28 Sep 2019 07:19 - 29 Sep 2019 01:30 #1 von Rolibblau
Hallo zusammen,
Mein Thema ist etwas komplex. Im März ging es bei mir los, dass ich nach einer Blasenspiegelung einen heftigen Harnwegsinfekt bekam und ins Krankenhaus musste. Diagnose, Prostata leicht vergrößert, rechte niere gestaut, Blasendivertikel. Ich bekam eine nierenfistel und sollte an der prostata operiert werden, was ich wegen diverser Nebenwirkungen nicht machen ließ. Ich habe dann nach Alternativen gesucht und nach dem Itind gefragt. In Folge weitere Untersuchungen u.a. blasendruckmessung und Spiegelung. Ergebnis, sehr gute Aussichten mit Itind.
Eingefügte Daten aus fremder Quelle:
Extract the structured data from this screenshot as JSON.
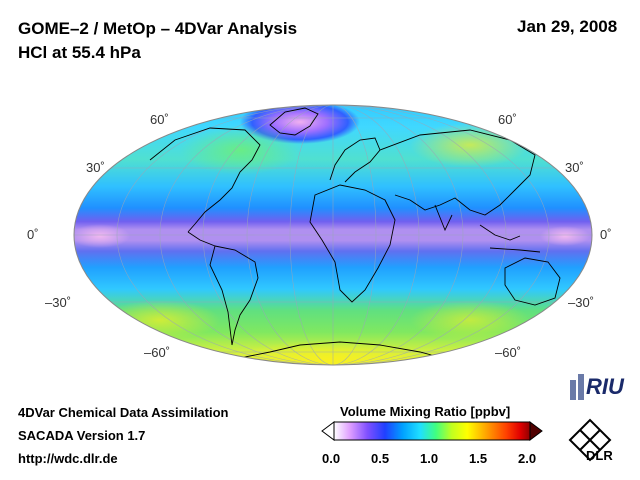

Es soll jetzt am Dienstag eingesetzt werden, aber gleichzeitig soll ich botox in blase und Blasenschließmuskel bekommen. Des Weiteren einen Bauchdeckenkatheter und eine Schiene in den Harnleiter. Nun frage ich mich aber, ob botox im blasenschließmuskel nicht genauso zu retrograde Ejakulation führt wie eine Turp der Prostata...hat da jemand Erfahrungen?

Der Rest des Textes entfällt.